Final answer:
To construct a 98% confidence interval with a margin of error of no more than 7, the required sample size is 245 when rounded up to the nearest whole number.
Step-by-step explanation:
To determine the sample size needed for a 98% confidence interval with a margin of error of no more than 7 to estimate a proportion, we begin with the formula for the margin of error (E) associated with a proportion:
E = z * sqrt[(p_hat * (1 - p_hat)) / n]
Since we don't know the true population proportion, we use p_hat = 0.5 for the maximum variability, which gives the largest sample size.
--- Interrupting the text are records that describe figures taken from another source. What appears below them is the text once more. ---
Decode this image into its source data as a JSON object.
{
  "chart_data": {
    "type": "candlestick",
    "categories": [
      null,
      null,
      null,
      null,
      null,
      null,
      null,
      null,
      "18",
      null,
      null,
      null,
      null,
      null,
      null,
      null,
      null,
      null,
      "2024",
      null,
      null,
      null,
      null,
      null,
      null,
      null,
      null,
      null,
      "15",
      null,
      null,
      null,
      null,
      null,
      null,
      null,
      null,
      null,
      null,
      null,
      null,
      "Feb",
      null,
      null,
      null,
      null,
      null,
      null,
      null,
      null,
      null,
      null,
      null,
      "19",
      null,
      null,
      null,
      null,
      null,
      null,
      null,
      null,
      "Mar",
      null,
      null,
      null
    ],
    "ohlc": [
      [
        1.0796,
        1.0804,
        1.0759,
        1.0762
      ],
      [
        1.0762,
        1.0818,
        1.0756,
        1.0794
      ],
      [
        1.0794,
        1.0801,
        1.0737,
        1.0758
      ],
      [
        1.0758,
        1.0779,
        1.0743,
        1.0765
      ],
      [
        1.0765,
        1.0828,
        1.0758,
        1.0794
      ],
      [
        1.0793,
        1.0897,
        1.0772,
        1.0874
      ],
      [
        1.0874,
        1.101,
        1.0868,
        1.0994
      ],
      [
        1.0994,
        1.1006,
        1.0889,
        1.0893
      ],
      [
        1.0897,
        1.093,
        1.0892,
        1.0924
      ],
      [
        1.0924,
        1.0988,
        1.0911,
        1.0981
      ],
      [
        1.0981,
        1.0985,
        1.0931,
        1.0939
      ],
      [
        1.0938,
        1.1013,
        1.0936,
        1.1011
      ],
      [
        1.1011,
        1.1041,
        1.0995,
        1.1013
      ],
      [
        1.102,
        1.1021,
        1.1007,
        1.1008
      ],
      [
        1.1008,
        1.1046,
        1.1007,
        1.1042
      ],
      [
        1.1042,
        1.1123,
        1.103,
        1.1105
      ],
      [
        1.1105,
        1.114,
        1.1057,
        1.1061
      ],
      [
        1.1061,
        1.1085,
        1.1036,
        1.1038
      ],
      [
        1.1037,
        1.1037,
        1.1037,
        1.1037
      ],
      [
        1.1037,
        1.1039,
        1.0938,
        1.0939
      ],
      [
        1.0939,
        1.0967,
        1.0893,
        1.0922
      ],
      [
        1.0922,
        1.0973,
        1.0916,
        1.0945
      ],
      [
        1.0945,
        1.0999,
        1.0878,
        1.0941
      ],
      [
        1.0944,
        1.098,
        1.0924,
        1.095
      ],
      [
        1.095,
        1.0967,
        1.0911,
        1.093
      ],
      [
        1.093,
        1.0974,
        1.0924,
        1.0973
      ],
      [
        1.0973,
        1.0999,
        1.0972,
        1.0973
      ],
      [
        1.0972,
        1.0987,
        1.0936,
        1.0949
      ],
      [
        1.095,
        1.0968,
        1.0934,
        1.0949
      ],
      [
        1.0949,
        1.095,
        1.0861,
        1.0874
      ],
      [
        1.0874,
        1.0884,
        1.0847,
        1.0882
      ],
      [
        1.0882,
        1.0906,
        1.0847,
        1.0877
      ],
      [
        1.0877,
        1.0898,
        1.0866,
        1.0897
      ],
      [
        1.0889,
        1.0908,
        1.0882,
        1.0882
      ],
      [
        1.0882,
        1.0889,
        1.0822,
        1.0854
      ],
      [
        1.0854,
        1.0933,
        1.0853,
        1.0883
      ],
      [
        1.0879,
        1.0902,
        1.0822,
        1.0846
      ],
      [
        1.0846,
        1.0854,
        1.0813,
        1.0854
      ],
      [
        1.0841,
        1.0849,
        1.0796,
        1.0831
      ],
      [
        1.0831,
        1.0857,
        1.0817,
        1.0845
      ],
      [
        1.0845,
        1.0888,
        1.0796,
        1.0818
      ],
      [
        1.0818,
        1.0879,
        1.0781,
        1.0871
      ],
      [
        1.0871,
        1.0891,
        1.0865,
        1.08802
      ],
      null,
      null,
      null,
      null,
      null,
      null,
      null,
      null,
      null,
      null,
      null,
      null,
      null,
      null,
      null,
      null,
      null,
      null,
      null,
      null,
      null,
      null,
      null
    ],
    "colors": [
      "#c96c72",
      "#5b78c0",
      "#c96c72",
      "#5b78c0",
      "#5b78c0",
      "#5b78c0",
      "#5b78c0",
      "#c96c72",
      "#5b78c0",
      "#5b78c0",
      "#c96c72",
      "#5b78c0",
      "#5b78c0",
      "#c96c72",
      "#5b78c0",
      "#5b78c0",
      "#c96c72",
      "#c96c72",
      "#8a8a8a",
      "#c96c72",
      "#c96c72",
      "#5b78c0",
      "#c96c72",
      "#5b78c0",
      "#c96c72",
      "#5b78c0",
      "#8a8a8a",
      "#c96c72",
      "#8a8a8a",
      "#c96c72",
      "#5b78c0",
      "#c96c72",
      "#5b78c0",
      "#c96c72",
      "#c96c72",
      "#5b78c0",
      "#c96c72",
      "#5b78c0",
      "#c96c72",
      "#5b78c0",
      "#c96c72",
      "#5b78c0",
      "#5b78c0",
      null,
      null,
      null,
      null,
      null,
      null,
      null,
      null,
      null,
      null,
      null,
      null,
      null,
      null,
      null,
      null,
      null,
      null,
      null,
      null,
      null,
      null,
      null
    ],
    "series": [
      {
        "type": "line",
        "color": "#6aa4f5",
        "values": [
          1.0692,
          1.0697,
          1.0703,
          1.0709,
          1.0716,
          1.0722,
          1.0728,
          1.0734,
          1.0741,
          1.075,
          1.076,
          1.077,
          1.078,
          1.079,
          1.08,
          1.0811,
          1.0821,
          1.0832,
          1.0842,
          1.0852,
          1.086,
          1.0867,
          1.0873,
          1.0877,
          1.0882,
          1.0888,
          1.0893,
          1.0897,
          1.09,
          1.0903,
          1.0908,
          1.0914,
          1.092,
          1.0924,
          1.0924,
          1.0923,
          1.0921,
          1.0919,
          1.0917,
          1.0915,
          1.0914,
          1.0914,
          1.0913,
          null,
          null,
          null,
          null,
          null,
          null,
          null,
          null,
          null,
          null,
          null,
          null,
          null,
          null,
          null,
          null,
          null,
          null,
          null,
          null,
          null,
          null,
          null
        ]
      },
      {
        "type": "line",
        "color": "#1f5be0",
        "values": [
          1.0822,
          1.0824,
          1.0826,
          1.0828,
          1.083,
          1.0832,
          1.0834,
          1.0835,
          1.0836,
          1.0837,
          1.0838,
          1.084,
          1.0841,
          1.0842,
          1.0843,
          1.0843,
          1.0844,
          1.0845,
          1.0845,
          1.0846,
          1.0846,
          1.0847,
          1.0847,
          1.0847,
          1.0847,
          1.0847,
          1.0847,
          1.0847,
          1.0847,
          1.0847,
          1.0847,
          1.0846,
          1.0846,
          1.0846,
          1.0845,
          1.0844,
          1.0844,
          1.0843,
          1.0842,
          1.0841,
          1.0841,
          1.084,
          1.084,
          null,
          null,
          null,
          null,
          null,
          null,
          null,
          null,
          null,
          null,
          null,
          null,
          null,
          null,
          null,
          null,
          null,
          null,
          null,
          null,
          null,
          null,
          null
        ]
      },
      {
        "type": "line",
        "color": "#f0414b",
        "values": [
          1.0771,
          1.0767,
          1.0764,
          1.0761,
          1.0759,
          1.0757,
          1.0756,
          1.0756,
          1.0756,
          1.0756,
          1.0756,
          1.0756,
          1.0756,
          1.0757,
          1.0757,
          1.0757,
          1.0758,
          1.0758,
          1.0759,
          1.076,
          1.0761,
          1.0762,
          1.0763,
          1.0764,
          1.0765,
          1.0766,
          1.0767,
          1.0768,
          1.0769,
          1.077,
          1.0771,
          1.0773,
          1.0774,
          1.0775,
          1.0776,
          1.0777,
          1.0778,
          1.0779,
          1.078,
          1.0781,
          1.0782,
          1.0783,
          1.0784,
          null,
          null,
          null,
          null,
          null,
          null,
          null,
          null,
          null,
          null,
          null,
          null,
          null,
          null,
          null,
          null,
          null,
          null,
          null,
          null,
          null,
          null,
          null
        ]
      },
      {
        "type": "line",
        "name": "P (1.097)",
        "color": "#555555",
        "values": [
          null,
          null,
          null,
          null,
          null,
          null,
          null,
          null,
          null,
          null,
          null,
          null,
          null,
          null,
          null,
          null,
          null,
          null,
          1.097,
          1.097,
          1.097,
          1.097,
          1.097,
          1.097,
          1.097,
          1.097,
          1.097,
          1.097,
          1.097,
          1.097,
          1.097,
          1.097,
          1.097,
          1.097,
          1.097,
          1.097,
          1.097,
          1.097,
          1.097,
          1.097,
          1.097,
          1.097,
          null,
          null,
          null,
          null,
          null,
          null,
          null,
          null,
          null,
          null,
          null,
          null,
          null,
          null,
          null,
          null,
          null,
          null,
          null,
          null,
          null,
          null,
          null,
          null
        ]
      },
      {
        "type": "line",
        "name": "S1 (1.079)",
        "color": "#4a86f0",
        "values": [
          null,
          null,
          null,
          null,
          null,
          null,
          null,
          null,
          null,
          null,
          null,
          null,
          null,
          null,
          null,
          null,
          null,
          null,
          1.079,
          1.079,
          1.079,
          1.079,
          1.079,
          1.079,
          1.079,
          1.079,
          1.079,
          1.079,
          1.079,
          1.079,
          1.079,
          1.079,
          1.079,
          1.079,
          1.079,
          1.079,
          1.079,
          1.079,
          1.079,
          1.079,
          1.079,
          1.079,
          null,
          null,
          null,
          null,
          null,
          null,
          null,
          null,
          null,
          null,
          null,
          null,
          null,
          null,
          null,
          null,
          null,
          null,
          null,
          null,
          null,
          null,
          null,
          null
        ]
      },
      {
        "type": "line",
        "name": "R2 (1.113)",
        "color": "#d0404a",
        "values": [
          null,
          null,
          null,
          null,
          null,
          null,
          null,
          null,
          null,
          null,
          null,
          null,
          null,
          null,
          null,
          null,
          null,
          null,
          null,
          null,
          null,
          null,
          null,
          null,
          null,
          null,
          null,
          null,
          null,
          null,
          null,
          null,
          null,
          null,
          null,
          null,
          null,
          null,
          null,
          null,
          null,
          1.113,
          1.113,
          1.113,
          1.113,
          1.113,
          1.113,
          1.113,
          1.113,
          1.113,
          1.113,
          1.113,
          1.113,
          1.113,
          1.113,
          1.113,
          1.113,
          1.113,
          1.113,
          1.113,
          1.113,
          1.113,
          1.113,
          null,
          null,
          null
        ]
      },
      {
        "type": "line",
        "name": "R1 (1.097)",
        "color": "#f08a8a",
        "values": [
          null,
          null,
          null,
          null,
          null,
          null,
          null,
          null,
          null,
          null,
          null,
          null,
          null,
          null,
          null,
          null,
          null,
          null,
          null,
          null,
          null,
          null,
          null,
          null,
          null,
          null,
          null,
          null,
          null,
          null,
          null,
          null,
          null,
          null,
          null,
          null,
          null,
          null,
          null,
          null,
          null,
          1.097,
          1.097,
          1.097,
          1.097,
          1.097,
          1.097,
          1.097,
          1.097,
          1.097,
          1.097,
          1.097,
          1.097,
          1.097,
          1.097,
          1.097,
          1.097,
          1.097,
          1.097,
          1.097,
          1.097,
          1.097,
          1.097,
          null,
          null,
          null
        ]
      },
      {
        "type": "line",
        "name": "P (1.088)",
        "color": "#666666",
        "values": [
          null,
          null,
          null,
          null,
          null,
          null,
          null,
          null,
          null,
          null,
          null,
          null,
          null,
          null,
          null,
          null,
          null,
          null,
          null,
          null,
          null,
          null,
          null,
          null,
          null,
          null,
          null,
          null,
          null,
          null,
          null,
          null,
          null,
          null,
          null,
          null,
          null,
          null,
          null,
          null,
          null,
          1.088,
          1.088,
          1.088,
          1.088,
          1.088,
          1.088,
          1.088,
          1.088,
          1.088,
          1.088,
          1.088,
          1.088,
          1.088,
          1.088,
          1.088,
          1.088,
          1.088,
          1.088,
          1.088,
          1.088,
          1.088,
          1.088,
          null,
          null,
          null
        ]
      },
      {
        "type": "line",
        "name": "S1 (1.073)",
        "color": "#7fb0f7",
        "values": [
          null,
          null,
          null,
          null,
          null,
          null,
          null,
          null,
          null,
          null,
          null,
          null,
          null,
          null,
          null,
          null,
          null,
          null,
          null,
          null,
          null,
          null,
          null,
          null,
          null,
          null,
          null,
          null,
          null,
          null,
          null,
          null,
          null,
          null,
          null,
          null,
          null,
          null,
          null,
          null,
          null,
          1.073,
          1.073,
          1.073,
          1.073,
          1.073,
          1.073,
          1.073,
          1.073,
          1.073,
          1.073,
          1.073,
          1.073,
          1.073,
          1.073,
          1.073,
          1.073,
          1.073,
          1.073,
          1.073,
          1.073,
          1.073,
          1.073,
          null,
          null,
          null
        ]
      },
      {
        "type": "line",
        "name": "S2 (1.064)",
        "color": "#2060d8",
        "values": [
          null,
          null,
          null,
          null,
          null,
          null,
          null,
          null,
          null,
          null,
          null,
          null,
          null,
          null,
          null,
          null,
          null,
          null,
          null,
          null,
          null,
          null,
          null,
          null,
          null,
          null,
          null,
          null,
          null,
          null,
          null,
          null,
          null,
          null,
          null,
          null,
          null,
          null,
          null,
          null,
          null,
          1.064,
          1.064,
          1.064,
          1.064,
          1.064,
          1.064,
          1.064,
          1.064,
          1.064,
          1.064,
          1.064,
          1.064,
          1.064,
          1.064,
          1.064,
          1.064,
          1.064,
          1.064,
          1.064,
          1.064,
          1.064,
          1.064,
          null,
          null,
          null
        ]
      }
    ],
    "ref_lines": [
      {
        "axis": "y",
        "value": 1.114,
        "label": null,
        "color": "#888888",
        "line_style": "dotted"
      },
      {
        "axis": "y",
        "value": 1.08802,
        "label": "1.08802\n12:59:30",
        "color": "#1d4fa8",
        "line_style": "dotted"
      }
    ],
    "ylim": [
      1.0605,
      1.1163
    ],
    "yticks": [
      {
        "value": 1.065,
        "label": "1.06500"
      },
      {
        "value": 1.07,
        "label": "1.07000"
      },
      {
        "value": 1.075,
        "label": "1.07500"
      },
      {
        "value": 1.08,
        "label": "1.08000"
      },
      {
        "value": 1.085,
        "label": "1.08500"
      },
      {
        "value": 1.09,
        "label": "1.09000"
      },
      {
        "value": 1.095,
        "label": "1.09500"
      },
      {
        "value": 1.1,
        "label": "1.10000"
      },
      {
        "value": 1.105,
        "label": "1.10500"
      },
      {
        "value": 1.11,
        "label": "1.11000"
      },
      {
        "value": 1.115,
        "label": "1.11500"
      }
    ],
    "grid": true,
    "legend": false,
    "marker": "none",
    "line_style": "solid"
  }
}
For a 98% confidence interval, we'd use the z-value associated with the middle 98% of a standard normal distribution, which is approximately 2.33 (z-value for a 99% confidence interval is 2.576, but for 98% it's a bit less). Writing the formula in terms of the sample size (n) and solving for n:
n = (z^2 * p_hat * (1 - p_hat)) / E^2
Substitute the values (E = 0.07, z = 2.33, and p_hat = 0.5) into the equation:
n = (2.33^2 * 0.5 * (1 - 0.5)) / 0.07^2
Calculate and round up to the nearest whole number. After calculation, you will find that the required sample size is between 240 and 245. Rounding to the nearest whole number, the answer is in option D: 245.